Isn't it strange how two unrelated things can come together - two thoughts, two ideas, two memories - and set off a chain reaction that leads to .... well to who knows where? In the case of the Large Hadron Collider some people think it might be to oblivion. In the case of the two wood pigeons that are currently making a dreadful noise in my garden it might be a nest full of eggs. But in the case I am more immediately concerned with, it is a severed head dripping with blood.
The first ingredient in my somewhat gory recipe is politics, and to be more specific, general elections. It is fairly difficult to escape the upcoming General Election here in Britain : the media are full of it and there has been an outbreak of pointless posters on bill-boards that can rival the veracity of Swine Flu. The second ingredient is a much more welcome one : Theme Thursday. This week the theme is box, and for me it reacted with the all-pervading political milieu and quickly led me to a ballot box. A heavy-duty infusion of reminiscence took me back to the second election of 1974 (the political analysts amongst us may want to recall that this was the last time we had a hung parliament here in the UK and draw suitable conclusions).
I was young, I was enthusiastic, and I was living and working in London. I was employed at the headquarters of the Labour Party and my job was to try and get Harold Wilson returned as Prime Minister and this time - unlike the first election of 1974 - with a working majority. It was my first General Election since I started working at Transport House (the Labour Party headquarters) and the excitement of it was intense. The building was crammed with senior politicians and celebrities and those representatives of the world media who were not camped inside, were camped outside. The phones rang constantly, there was an endless list of tasks to be undertaken and normal working hours had been abandoned for the duration. The flurry of activity swept you forward like an adrenaline induced tidal wave, and then dumped you, becalmed, adrift, unnecessary on election day. Then there is nothing more you can do. Campaigning is over. You just sit and wait for the results.
So there I was, on Thursday 10th October 1974, twiddling my thumbs and chatting to another Labour Party employee. Our conversation took a depressing turn as we speculated what might happen if we lost the election. So we went to the pub across the road. To stave off depression we drank beer and made plans for our post-political careers. In a semi-drunken stupor we decided to become thriller writers and there and then plotted our first book. It would be a crime thriller with a political twist. It would start on the day of a general election. One of the first things to occur on election day is that the ballot boxes are sealed and this takes place in the presence of representatives of the political parties and, often, the candidates themselves. The ballot boxes then have a police guard throughout the day before been taken to the count which usually takes place in the local Town Hall. There the ballot boxes are handed over to the Returning Officer, the seal is broken, the boxes up-ended and the resulting pile of ballot papers are counted.
The action in our plot centred on the constituency of an up-and-coming Conservative MP who was destined for high office if they won the election. After observing the sealing of the ballot boxes in the morning he had mysteriously gone missing during the course of election day. His Party officials put it down to the exhausting campaign and felt confident that he would re-emerge in time for the counting of votes that evening.
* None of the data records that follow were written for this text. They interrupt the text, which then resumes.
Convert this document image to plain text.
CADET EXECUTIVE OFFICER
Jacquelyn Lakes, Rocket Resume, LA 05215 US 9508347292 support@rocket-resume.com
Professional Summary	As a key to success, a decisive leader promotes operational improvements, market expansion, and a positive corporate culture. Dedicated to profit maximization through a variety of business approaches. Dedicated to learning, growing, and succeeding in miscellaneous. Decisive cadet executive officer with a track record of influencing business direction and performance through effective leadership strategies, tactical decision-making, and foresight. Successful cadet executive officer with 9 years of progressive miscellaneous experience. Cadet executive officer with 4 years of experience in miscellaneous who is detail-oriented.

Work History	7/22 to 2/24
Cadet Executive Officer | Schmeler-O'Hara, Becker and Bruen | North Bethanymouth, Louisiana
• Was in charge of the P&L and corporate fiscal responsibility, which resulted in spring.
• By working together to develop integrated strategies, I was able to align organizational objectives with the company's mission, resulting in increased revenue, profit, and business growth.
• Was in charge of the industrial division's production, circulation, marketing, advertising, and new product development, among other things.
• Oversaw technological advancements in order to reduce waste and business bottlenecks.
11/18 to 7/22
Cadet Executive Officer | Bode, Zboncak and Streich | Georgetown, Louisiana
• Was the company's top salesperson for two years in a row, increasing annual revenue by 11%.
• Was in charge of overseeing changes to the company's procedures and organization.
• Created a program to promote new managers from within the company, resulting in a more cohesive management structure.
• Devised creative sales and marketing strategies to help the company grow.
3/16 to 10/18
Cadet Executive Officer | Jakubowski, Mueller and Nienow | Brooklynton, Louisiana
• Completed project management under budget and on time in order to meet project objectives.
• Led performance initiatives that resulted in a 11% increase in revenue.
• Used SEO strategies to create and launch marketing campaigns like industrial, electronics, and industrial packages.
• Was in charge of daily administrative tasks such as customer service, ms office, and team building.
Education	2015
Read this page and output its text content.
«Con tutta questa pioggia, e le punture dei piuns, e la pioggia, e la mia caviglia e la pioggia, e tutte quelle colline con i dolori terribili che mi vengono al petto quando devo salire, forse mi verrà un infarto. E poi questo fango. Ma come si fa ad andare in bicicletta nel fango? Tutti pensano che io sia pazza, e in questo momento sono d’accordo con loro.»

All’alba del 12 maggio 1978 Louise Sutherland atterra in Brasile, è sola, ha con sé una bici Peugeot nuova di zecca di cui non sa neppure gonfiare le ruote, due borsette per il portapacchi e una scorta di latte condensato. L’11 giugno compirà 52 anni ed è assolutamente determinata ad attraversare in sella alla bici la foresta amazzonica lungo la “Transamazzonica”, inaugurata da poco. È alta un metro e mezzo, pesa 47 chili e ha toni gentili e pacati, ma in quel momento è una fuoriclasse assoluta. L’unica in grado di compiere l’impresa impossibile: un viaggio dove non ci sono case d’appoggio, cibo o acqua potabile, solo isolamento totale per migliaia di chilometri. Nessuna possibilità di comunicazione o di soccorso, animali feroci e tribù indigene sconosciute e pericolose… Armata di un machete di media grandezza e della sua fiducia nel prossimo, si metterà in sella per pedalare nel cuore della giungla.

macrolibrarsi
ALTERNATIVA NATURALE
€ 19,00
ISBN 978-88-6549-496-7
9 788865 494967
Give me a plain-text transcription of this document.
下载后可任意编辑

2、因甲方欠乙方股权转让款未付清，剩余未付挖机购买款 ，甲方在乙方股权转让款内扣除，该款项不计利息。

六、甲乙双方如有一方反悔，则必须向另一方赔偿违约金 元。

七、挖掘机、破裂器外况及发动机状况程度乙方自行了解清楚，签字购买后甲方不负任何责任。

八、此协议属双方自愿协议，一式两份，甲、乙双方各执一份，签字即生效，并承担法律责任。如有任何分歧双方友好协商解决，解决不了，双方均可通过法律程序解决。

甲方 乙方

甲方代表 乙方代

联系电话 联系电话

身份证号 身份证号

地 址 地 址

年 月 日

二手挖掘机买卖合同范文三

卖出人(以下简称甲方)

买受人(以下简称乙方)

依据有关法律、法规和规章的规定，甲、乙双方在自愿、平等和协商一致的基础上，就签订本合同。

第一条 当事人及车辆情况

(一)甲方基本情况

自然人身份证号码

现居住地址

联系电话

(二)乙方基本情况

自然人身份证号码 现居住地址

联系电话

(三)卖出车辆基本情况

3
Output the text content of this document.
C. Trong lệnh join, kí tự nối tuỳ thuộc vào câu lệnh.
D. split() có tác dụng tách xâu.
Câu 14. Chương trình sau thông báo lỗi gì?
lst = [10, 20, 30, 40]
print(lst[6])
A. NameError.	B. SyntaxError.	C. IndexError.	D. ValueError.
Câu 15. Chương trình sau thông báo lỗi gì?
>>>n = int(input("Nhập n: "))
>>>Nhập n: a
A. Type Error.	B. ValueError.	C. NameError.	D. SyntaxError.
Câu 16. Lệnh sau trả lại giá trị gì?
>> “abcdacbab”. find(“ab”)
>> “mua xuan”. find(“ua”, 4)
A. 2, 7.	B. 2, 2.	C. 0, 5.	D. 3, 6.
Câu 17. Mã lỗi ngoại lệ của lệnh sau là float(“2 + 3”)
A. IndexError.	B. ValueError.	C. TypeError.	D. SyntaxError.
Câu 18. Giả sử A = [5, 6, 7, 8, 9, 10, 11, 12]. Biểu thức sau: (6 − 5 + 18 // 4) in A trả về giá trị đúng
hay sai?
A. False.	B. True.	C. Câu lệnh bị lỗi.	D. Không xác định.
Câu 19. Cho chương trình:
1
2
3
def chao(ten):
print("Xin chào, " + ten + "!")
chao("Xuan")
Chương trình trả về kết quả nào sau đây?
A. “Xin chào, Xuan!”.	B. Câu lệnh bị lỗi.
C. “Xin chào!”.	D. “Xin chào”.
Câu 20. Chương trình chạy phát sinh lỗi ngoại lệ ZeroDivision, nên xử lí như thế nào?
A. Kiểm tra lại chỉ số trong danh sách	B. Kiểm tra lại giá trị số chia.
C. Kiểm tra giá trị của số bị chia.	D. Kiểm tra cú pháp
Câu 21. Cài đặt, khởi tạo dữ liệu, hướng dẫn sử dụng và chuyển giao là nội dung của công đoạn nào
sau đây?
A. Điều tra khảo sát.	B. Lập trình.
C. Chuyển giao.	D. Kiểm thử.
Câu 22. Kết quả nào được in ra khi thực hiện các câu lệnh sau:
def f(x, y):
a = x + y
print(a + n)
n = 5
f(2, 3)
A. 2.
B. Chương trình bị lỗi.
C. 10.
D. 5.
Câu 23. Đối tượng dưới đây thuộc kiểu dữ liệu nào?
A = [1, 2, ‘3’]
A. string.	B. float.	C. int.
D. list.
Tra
The count started but the candidate was nowhere to be seen, but his absence was overshadowed by the excitement of the count. Ballot box after ballot box was carried in, the seal broken and the ballot papers tipped out. Everyones' eyes were focussed on the lines of stacked and sorted ballot papers, trying to pick up a clue as to the result. The last ballot box was opened and the votes tipped out. There was something seriously wrong with the voting papers, they were blood-red and stuck together in a gelatinous mass. The counting staff gave a final tip to the box, and out rolled the severed head of the Conservative candidate. The key problem we faced in writing this obvious best-seller was "how was it done" : how did the severed head get into a ballot box which had been under constant guard. As day merged into evening and pints merged into whisky's my companion suddenly declared "I've got it, I know how it was done". Alas, at that point they called us back to work as the election results were coming in
In the real election, there were no severed heads and the Labour Party managed a small overall majority. Harold Wilson would remained in power and we kept our jobs. A career change wasn't necessary. We decided to put off writing the novel until we had more time. I lost touch with the other chap years and years ago and he never did tell me his proposal for a solution to the mystery. I would have forgotten about our draft plot (perhaps that should be our daft plot) years and years ago if it hadn't have been for a strange confluence of politics and boxes. Maybe the time has come at last to take the project on. Let's wait and see what happens in the election first. And let's wait and see if I can manage to work out how the head got into the bloody box in the first place.